Right now, the nine-member committee has just seven members, according to its website. The site does not reflect the resignation of Shanice Brittany Clarke, who left recently for personal reasons, Reed said. Without her, the committee has six members.

PCEF is funded by a surcharge on retailers with annual sales of $1 billion or more in the U.S. and $500,000 or more within Portland. The fund is administered by the Bureau of Planning and Sustainability, which provides staff to the grant-making committee.

In September, the Portland City Council changed the rules at PCEF, allowing government entities and for-profit companies to seek loans and contracts from the fund, not just nonprofits.

The city also created a five-year climate investment plan to help target PCEF’s investments. In the first two rounds of grants, community organizations proposed specific projects. The five-year plan includes community grants but outlines strategic areas for the bulk of the fund’s investments. Members of the PCEF committee are helping to develop that five-year plan.

“Committee members must have a demonstrated commitment to addressing climate change and empowering historically disadvantaged groups,” PCEF said on its recruitment page.

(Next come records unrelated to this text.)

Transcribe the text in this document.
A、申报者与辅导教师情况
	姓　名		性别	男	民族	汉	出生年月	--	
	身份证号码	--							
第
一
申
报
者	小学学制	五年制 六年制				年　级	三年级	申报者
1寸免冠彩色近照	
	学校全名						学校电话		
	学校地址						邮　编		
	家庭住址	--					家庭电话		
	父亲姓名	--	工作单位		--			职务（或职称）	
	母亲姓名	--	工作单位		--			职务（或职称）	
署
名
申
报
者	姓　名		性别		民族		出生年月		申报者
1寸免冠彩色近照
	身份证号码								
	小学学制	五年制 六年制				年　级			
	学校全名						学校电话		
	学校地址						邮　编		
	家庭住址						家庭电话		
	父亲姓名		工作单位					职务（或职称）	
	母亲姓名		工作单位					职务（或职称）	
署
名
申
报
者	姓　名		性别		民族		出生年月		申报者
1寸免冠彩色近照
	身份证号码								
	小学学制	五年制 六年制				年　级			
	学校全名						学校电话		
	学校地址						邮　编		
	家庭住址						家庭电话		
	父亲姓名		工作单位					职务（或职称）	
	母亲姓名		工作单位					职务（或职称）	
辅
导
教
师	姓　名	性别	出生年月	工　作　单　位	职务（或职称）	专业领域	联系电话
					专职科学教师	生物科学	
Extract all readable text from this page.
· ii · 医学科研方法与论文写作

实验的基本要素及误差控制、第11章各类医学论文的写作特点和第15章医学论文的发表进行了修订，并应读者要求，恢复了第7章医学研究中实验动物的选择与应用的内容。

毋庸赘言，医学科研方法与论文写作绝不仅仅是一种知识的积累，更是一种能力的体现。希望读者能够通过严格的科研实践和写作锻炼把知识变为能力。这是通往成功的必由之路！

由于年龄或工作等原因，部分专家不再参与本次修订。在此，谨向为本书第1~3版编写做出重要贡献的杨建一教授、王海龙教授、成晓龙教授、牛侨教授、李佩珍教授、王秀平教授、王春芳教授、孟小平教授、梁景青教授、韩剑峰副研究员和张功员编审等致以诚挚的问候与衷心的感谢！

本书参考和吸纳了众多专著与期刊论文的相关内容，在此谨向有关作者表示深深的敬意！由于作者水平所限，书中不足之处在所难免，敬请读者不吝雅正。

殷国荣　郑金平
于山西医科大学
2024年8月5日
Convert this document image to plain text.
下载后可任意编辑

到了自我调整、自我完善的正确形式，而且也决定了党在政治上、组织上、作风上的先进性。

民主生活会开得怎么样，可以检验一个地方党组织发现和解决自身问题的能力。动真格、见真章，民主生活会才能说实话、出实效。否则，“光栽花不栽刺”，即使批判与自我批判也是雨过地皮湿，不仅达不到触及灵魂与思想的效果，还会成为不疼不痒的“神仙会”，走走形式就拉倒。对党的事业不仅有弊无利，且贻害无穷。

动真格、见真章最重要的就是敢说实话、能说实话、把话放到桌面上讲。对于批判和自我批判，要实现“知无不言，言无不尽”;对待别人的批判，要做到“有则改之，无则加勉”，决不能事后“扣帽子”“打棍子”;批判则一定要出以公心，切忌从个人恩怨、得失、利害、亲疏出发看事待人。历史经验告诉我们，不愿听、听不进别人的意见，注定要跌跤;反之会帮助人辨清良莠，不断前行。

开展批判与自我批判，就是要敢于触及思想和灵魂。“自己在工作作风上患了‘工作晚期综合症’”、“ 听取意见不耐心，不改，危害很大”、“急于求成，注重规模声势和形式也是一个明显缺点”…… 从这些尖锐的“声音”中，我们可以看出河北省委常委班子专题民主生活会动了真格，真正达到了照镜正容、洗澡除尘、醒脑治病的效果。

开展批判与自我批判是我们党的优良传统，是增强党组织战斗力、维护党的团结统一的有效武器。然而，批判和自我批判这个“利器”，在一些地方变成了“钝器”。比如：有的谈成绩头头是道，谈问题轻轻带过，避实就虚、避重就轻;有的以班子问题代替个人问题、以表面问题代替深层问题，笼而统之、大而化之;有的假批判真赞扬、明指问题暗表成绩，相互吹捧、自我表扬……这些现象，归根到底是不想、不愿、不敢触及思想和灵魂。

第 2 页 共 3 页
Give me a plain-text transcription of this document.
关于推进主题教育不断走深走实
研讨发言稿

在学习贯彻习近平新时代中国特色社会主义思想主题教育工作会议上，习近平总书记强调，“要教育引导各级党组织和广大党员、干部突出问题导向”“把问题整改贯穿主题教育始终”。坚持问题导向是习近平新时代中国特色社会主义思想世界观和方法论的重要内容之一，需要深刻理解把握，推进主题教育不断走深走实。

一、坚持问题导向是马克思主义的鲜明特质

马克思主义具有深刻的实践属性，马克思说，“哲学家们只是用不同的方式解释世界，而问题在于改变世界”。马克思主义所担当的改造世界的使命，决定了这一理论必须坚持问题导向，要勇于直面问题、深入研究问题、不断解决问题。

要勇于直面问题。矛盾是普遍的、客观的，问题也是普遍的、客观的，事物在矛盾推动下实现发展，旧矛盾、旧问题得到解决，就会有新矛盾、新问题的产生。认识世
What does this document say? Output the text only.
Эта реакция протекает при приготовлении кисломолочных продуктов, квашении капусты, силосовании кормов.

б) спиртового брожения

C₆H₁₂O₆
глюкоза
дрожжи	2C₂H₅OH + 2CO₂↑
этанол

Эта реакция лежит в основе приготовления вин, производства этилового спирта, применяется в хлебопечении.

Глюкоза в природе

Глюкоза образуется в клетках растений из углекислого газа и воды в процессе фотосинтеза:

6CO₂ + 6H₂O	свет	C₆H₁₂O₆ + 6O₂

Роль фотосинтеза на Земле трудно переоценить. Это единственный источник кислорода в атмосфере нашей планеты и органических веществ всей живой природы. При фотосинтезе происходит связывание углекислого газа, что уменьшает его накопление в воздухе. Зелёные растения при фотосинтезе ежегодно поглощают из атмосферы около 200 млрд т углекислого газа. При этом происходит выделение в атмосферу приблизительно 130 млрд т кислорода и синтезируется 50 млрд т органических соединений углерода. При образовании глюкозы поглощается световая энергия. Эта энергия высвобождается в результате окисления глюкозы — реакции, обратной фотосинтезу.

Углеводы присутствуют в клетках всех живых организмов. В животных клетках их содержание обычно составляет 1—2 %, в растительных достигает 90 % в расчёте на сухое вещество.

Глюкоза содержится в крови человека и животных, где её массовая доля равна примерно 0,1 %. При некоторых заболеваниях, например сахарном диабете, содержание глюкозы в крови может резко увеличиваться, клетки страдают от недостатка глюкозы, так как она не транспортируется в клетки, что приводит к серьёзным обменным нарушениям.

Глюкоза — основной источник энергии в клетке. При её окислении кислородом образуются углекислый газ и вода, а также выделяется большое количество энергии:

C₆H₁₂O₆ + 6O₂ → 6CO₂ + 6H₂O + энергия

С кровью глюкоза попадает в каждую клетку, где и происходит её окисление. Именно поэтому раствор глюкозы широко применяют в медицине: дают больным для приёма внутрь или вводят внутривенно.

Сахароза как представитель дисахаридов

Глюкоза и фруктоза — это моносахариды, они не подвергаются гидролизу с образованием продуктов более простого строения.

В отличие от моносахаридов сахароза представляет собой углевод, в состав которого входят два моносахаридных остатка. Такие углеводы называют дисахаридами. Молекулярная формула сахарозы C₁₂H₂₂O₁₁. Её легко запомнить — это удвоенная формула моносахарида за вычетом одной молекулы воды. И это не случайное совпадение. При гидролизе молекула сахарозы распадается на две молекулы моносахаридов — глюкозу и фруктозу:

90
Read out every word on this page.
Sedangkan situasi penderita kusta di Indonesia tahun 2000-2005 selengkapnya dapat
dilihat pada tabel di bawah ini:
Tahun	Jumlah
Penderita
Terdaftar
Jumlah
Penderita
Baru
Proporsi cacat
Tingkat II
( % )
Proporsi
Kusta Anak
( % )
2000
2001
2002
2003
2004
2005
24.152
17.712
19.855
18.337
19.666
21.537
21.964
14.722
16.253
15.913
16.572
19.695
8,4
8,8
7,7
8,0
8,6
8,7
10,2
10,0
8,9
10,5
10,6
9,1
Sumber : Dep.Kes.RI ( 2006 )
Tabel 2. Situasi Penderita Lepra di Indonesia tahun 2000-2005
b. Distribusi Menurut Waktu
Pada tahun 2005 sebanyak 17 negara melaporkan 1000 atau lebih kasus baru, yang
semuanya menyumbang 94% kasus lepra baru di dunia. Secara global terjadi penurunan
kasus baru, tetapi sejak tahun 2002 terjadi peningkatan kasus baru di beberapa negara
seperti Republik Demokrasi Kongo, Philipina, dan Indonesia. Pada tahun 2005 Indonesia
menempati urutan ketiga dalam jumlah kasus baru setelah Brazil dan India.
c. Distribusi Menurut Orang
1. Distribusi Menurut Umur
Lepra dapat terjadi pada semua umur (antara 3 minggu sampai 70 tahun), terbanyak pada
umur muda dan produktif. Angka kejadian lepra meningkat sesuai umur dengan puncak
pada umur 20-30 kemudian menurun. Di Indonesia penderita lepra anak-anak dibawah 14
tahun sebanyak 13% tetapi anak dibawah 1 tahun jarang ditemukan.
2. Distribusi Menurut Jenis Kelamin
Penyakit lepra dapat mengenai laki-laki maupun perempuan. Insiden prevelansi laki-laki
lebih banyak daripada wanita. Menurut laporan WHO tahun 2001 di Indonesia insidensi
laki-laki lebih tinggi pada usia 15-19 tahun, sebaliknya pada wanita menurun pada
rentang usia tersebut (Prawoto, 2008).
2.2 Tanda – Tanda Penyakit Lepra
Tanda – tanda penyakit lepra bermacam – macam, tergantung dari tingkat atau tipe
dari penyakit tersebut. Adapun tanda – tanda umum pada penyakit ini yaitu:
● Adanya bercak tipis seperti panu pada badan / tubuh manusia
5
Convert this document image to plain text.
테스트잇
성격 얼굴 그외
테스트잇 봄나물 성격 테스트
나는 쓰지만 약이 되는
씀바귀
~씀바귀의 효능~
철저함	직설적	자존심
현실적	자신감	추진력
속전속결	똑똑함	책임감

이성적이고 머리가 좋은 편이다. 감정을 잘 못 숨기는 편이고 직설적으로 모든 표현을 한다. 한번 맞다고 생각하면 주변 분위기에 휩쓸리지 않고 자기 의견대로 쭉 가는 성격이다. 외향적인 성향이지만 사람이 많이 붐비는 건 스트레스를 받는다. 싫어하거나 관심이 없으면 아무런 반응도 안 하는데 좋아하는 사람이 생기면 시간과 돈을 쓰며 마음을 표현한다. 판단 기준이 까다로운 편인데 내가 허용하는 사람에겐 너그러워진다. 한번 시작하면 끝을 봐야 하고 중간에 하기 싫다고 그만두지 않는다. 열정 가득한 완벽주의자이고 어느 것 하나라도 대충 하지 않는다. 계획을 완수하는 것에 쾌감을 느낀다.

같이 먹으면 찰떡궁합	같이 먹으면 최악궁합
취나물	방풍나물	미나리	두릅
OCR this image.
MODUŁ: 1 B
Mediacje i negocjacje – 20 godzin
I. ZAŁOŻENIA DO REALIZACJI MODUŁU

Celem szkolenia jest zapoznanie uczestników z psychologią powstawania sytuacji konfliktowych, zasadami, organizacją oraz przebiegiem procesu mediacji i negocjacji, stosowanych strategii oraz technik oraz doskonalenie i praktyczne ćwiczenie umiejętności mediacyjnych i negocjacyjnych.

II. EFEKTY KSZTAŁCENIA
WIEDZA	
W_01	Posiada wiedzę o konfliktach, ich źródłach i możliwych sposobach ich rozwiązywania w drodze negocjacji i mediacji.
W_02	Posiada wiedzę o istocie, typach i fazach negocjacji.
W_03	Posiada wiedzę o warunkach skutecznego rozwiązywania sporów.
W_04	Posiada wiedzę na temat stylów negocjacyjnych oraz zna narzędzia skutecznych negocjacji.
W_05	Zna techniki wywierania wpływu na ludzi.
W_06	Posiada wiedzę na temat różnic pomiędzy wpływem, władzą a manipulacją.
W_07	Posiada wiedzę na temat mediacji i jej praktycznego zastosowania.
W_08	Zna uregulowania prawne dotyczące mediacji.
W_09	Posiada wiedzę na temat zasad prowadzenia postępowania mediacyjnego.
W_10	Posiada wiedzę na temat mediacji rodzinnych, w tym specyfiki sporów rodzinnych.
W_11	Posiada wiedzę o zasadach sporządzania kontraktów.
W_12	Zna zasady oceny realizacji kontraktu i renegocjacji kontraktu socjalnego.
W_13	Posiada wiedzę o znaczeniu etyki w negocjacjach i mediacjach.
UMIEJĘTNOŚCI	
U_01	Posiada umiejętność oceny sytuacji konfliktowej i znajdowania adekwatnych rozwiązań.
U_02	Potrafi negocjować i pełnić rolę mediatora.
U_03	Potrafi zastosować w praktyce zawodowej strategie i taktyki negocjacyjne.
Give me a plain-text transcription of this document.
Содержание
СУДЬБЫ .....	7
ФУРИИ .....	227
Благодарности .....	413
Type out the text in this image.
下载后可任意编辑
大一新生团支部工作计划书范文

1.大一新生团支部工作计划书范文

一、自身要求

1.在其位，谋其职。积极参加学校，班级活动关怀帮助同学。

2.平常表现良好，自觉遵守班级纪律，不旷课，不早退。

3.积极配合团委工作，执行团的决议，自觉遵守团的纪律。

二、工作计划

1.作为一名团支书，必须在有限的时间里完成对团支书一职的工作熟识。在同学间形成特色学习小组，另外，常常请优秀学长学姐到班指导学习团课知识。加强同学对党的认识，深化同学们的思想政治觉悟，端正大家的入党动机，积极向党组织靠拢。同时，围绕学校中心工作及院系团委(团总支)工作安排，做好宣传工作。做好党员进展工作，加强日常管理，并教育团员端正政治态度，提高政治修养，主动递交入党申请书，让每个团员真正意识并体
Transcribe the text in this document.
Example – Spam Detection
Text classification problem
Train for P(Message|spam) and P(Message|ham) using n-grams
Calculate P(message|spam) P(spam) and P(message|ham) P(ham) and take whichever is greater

For one position, PCEF says it is seeking someone “who has knowledge of Native American history, an understanding of the diversity of the local American Indian/Alaska Native community, and issues surrounding the Urban Indian experience.”

For another, it wants someone with “knowledge of practices for promoting minority-owned and/or women-owned businesses.” Candidates for the third position are not necessarily required to have those attributes, but they must be “committed to advancing PCEF’s goals.”